Thanks again for the great website, it's proving to be an invaluable resource.
If I may, I'd like to post a tip about scripting around using a UUID for my storage drive instead of it's identity as sdb. I was going to post this as a question, as I couldn't get it to work, but in the process of writing this, I realised that there was a small typo in the script and that I wasn't running it a root. (duh!)
Anyway...
The other day I was testing a USB rescue drive on my server system, to see if it booted properly and left it in by mistake when I shut down.
I'm still early in my install of the base system (Ubuntu Server 12.04) and so upon the next reboot, I happened to be playing around with hdparm parameters, continuing from my last session. After a period of some alarm and confusion, I eventually realised that this USB drive had stolen the sda position and had forced all the rest of my disks down the table. Remembering about UUIDs, I did a little research and figured that this would be the best way to go in referencing my partitions, so I set about changing my settings and scripts to use these instead.

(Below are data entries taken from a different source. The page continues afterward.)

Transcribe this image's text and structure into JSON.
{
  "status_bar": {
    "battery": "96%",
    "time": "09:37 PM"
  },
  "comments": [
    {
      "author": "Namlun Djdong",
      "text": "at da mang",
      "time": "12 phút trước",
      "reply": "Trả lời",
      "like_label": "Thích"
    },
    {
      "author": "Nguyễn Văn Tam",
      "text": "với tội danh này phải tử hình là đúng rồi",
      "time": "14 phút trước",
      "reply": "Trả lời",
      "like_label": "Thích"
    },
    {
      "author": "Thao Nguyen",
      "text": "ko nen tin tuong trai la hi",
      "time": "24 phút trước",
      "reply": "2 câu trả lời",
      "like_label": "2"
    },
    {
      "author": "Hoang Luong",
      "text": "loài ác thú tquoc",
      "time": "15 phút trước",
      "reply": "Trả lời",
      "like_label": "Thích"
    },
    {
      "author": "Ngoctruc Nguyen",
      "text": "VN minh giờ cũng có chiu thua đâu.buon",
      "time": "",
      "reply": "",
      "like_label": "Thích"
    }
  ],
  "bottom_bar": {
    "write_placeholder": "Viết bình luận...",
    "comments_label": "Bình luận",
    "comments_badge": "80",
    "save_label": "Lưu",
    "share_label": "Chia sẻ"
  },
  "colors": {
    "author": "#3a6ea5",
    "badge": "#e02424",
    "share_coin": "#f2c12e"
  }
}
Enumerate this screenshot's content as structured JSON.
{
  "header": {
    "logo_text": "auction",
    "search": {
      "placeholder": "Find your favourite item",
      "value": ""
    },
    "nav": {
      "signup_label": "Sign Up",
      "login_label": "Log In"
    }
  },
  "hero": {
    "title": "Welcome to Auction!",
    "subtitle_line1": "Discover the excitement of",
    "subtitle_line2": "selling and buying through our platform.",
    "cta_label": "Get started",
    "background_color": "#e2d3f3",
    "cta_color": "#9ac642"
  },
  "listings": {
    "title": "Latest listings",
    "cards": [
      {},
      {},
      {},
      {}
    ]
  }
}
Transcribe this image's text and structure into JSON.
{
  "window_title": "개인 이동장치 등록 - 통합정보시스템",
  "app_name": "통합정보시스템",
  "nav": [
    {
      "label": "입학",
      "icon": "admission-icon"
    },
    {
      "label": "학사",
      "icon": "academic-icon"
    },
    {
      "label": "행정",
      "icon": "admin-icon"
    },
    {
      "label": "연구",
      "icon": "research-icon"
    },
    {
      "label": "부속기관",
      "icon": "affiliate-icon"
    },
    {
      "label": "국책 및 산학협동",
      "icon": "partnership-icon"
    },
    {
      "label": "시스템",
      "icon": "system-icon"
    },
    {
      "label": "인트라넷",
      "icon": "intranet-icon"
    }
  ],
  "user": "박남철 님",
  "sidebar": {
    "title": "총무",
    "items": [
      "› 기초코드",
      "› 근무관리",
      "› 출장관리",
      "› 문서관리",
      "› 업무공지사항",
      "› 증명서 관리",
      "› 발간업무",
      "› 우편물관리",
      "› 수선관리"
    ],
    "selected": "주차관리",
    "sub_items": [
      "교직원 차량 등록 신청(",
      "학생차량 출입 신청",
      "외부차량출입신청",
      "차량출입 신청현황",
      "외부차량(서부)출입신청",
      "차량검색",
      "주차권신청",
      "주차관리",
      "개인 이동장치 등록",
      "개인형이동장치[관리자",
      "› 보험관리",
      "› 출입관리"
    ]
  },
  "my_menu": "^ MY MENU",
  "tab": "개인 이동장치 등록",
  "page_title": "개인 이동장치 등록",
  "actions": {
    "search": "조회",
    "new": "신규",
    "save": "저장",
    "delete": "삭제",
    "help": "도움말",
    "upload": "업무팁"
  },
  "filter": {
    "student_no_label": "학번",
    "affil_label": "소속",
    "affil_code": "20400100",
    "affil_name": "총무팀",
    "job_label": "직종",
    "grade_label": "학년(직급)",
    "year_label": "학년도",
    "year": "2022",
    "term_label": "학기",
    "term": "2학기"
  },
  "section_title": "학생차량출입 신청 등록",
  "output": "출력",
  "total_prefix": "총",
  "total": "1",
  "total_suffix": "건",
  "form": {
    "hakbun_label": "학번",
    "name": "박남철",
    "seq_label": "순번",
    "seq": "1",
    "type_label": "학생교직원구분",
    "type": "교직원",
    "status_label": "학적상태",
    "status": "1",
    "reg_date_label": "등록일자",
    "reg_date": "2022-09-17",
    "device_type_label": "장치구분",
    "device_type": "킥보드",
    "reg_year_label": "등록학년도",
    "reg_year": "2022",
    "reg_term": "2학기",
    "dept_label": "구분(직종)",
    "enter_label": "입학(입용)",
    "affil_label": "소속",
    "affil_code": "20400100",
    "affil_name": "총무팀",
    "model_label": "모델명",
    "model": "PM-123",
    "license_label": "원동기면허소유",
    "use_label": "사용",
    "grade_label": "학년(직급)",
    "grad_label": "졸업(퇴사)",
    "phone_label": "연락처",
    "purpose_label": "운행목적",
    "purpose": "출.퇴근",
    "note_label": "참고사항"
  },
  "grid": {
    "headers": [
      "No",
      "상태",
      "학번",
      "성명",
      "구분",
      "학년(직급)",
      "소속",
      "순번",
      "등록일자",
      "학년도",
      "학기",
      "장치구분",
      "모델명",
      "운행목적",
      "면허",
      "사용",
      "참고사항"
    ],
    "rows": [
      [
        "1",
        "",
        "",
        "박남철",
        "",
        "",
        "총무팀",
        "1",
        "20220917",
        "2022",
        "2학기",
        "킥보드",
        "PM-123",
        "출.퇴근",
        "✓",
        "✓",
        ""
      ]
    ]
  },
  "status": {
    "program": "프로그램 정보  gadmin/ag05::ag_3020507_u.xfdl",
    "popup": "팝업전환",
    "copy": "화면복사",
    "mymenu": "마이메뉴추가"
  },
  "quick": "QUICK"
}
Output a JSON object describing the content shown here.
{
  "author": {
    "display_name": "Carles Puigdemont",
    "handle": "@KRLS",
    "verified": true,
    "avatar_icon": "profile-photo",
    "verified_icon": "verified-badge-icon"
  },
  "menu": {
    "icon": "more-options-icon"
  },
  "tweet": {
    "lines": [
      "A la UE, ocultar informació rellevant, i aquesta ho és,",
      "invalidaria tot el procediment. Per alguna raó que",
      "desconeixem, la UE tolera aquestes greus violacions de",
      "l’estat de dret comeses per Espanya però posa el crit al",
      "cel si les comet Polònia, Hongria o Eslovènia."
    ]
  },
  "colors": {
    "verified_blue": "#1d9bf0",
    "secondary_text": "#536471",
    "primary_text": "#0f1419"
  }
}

Here is how I went about changing my Thermal Shutdown script (DriveTempShutdown.sh) to reflect this new policy:
Code: Select all
#!/bin/bash
# PURPOSE: Script to check temperature of installed hard drives and report/shutdown if specified temperatures exceeded
#
# Modified for this server!!
#
# AUTHOR: feedback[AT]HaveTheKnowHow[DOT]com
# Expects three arguments:
# 1. Warning temperature
# 2. Critical shutdown temperature
# 3. If argument 3 is present then just check that drive letter
# eg. using ./DriveTemps.sh 35 45
# will warn when temperature of one or more drives reaches 35degrees and shutdown when any one of them hits 45
# eg. using ./DriveTemps.sh 35 45 c
# will warn when temperature of drive sdc reaches 35degrees and shutdown when it hits 45
# NOTES:
# Change the string ">>/home/htkh" as required
# Substitute string "myemail@myaddress.com" with your own email address in the string which starts "/usr/sbin/ssmtp myemail@myaddress.com"
# Change the command MyList='a b c d e' to the number of drives you have. In this case I'm using 6 drives
# Assumes /usr/sbin/smartctl -n standby -a /dev/sd$i returns the string 'Temperature_Celsius' somewhere
echo "JOB RUN AT $(date)"
echo '============================'
echo ''
echo 'Drive Warning Limit set to =>' $1
echo 'Drive Shutdown Limit set to =>' $2
echo ''
echo ''
if [ $# -eq 2 ]
then
MyList='72a4c040-a1d9-40fa-9cab-0a1d1f099529 bd6da063-8d37-476d-9f1c-7cc31098ffcd'
echo 'Testing all drives'
else
MyList=($3)
echo 'Testing only the system drive'
fi
echo ''
for i in $MyList
do
echo 'Drive /dev/disk/by-uuid/'$i
/usr/sbin/smartctl -n standby -a /dev/disk/by-uuid/$i | grep Temperature_Celsius
done
echo ''
echo ''
for i in $MyList
do
#Check state of drive 'active/idle' or 'standby'
stra=$(/sbin/hdparm -C /dev/disk/by-uuid/$i | grep 'drive' | awk '{print $4}')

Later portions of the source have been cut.